CASE STUDY / Platform Integrity / Forensic Methodology

Forensic Methodology for Per-User Investigation

Cohort analytics and per-user investigation are different research problems with different ethical regimes. Cohort work ...

Forensic Methodology for Per-User Investigation

01 / Introduction

Dr. Heather Leffew Obelus Institute May 2026

02 / Abstract

Abstract

Cohort analytics and per-user investigation are different research problems with different ethical regimes. Cohort work asks how the population behaves; per-user investigation asks what one person did, when, and in what trajectory. The methodology described here sits on top of a Trust & Safety analytics engine and is what you reach for when the unit of analysis is a single account. It takes a user of interest with months or years of platform activity, slices the timeline into six overlapping segments, runs multi-axis analysis on each, and produces a structured forensic report. The commitment is that risk is a trajectory rather than a snapshot, and that the right way to characterize an account is to compare what it was doing on arrival to what it was doing immediately before being flagged.

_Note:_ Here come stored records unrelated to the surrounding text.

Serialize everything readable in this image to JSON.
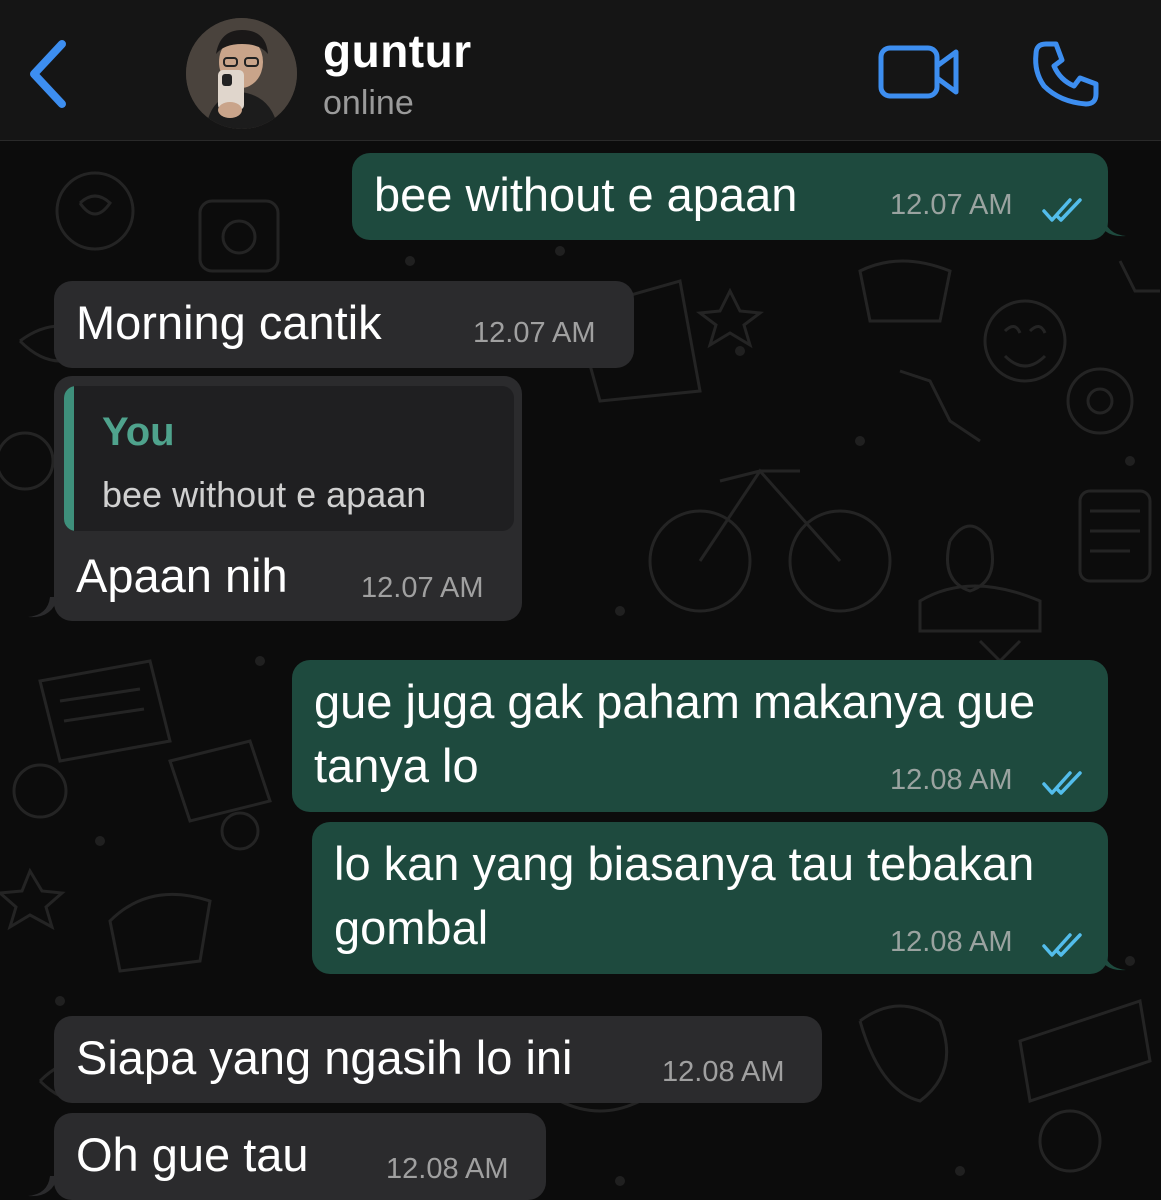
{
  "header": {
    "back_icon": "chevron-left-icon",
    "contact_name": "guntur",
    "status": "online",
    "video_icon": "video-camera-icon",
    "call_icon": "phone-icon",
    "accent_color": "#3d8ef0"
  },
  "messages": [
    {
      "direction": "outgoing",
      "text": "bee without e apaan",
      "time": "12.07 AM",
      "read": true
    },
    {
      "direction": "incoming",
      "text": "Morning cantik",
      "time": "12.07 AM"
    },
    {
      "direction": "incoming",
      "reply_to": {
        "author": "You",
        "text": "bee without e apaan"
      },
      "text": "Apaan nih",
      "time": "12.07 AM"
    },
    {
      "direction": "outgoing",
      "text_lines": [
        "gue juga gak paham makanya gue",
        "tanya lo"
      ],
      "time": "12.08 AM",
      "read": true
    },
    {
      "direction": "outgoing",
      "text_lines": [
        "lo kan yang biasanya tau tebakan",
        "gombal"
      ],
      "time": "12.08 AM",
      "read": true
    },
    {
      "direction": "incoming",
      "text": "Siapa yang ngasih lo ini",
      "time": "12.08 AM"
    },
    {
      "direction": "incoming",
      "text": "Oh gue tau",
      "time": "12.08 AM"
    }
  ],
  "colors": {
    "outgoing_bubble": "#1e4a3e",
    "incoming_bubble": "#2b2b2d",
    "read_ticks": "#53bdeb",
    "quote_accent": "#3e8f7b"
  }
}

01 / The Investigation Question

03 / From cohort to case

From cohort to case

A platform's Trust & Safety analytics organization runs two kinds of work that look superficially similar and are methodologically opposite. Cohort analytics estimates population behavior: what fraction of users encounter a given category of content, how long the average session lasts, where the rate of policy violations is rising. The questions are about distributions; the answers are statistical; the unit of analysis is the population. Per-user investigation does the inverse. It takes one account, often surfaced because automated systems flagged it for human review, and asks what specifically happened on this account, in what order, and what the trajectory implies about risk and intent.

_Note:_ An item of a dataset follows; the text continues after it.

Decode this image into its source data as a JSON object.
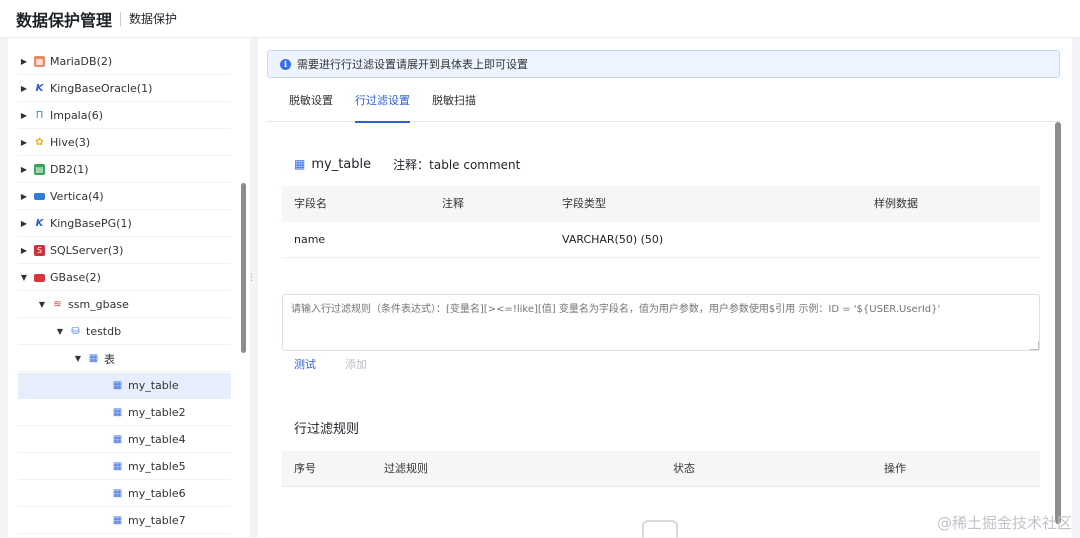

The two kinds of work demand different statistical sensibilities and different ethical guardrails. Cohort analytics is forgiving of missing data and noisy signals because the law of large numbers eventually delivers a reasonable estimate. Forensic per-user analysis is unforgiving on both counts, because there is no averaging across cases when the case is a single individual whose situation may end in account removal, escalation to a child-safety team, or referral to law enforcement. The methodology described below is what handles the second kind of work in a structured, defensible way.

The single hardest move in per-user analysis is rejecting the snapshot. A current risk score is a snapshot. A list of recent policy violations is a snapshot. A topic distribution computed over the entire user history is a snapshot. None of these surface the most important thing about an account, which is whether its trajectory is decelerating, stable, or accelerating. The methodology below is built around the trajectory.

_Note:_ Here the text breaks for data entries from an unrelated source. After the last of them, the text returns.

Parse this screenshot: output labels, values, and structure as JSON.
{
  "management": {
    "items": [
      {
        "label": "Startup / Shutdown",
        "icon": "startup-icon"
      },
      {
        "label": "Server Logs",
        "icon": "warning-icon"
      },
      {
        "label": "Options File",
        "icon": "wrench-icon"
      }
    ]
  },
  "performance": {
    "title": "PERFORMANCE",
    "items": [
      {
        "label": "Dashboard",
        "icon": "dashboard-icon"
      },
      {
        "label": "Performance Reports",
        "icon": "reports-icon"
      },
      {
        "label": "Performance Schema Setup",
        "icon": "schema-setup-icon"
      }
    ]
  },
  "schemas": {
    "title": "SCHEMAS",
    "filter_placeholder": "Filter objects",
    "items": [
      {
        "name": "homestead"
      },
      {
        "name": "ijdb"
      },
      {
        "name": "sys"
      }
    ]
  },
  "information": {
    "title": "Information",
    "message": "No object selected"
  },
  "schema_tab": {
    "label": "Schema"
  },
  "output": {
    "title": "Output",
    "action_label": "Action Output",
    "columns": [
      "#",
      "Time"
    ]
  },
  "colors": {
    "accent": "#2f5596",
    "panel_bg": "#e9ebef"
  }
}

02 / Six Slices, One Trajectory

04 / The temporal segmentation

The temporal segmentation

For each user of interest, the engine slices the timeline six ways and runs the full analytical suite on each slice independently. The slices overlap deliberately, and that overlap is the source of the methodology's diagnostic power.

Figure 1

FIG. 01 The six temporal slices applied to each user of interest. The three tertiles partition the full window for trajectory inference; the First 25 and Last 25 insets anchor the boundaries so arrival behavior is directly comparable to pre-flag behavior.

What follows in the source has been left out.